Float switch: The facts and so how exactly does it really work?

Float switches are simple, universally applicable and exceptionally reliable. It is not a coincidence that, today, float switches still represent the most frequently used principle for level monitoring. But how does a float switch really work?
Float switches, in a simple mechanical form, have been in use for the control of water flows in mills and fields for years and years and today still represent probably the most commonly used technology. A hollow body (float), due to its low density and buoyancy, lifts or drops with the rising and, respectively, falling degree of the liquid.
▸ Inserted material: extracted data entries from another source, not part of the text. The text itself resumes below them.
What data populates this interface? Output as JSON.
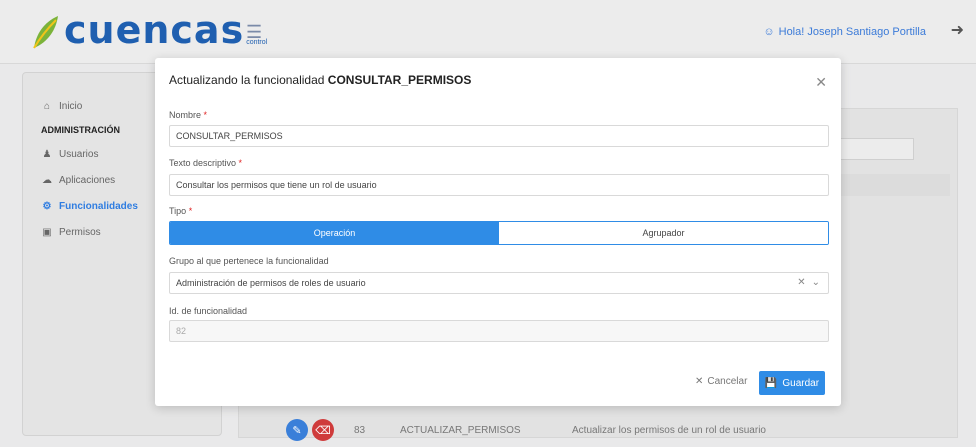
{
  "header": {
    "logo_text": "cuencas",
    "logo_sub": "control",
    "menu_icon": "hamburger-icon",
    "user_label": "Hola! Joseph Santiago Portilla",
    "logout_icon": "logout-icon"
  },
  "sidebar": {
    "items": [
      {
        "label": "Inicio",
        "icon": "home-icon"
      },
      {
        "heading": "ADMINISTRACIÓN"
      },
      {
        "label": "Usuarios",
        "icon": "users-icon"
      },
      {
        "label": "Aplicaciones",
        "icon": "cloud-icon"
      },
      {
        "label": "Funcionalidades",
        "icon": "settings-icon",
        "active": true
      },
      {
        "label": "Permisos",
        "icon": "lock-icon"
      }
    ]
  },
  "background_row": {
    "id": "83",
    "name": "ACTUALIZAR_PERMISOS",
    "description": "Actualizar los permisos de un rol de usuario"
  },
  "modal": {
    "title_prefix": "Actualizando la funcionalidad",
    "title_name": "CONSULTAR_PERMISOS",
    "fields": {
      "nombre_label": "Nombre",
      "nombre_value": "CONSULTAR_PERMISOS",
      "texto_label": "Texto descriptivo",
      "texto_value": "Consultar los permisos que tiene un rol de usuario",
      "tipo_label": "Tipo",
      "tipo_options": [
        "Operación",
        "Agrupador"
      ],
      "tipo_selected": "Operación",
      "grupo_label": "Grupo al que pertenece la funcionalidad",
      "grupo_value": "Administración de permisos de roles de usuario",
      "id_label": "Id. de funcionalidad",
      "id_value": "82"
    },
    "required_mark": "*",
    "cancel_label": "Cancelar",
    "save_label": "Guardar"
  },
  "colors": {
    "accent": "#2f8ce6",
    "brand": "#1f5fb0",
    "required": "#e02424",
    "delete": "#cf3b3b"
  }
}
If one uses this movement with a mechanical lever, e.g. as a straightforward flap control for an irrigation channel, one has implemented a mechanical float switch.
Modern float switches, of course, are used for switching an electric circuit and feature a clearly more sophisticated design. In its simplest form, a float switch includes a hollow float body with a built-in magnet, helpful information tube to steer the float, adjusting collars to limit the travel of the float on the tube and a reed contact located on its inside (see figure).
Figure: Collection of reed contacts of a float switch
So how exactly does the float switch function?
Reed contacts (see figure) of a float switch feature contact leaves within the hermetically sealed glass body, which move together or aside from each other when a magnetic field is applied. In the case of a float switch with a reed contact with a normally open function, on applying a magnetic field, the leaves are brought into contact. Once the contact between the leaves is made, an ongoing can flow via the closed leaves and a switching signal will undoubtedly be detected.
In Unauthorized of a float switch with normally closed switching function, the contact or circuit is interrupted on applying a magnetic field. If one selects a change-over contact, the glass capsule will contain three contact leaves, with which, always, a normally closed and a normally open contact are simultaneously made in every operating state.
Since the contact leaves are under a mechanical preload, a magnetic field must be applied to ensure that the contact leaves close or open as a way to generate the desired switching signal (monostability). The adjusting collars fitted by the manufacturer serve as a limitation for the float body in the correct position, to ensure / maintain the desired switching signal on achieving the defined filling level.
How does one specify a float switch?
The following parameters should be defined:
Number of switch contacts / switching outputs
Position and function of every switching output
Guide tube length
Electrical connection (e.g. PVC cable outlet)
Process connection
Material (stainless, plastic, ?)
Note
As a respected provider of float-based measurement technology solutions, WIKA includes a wide range of variants to meet up all of your application-specific requirements. The available products can be found on the WIKA website. Your contact person will be pleased to advise you on the selection of the correct product solution.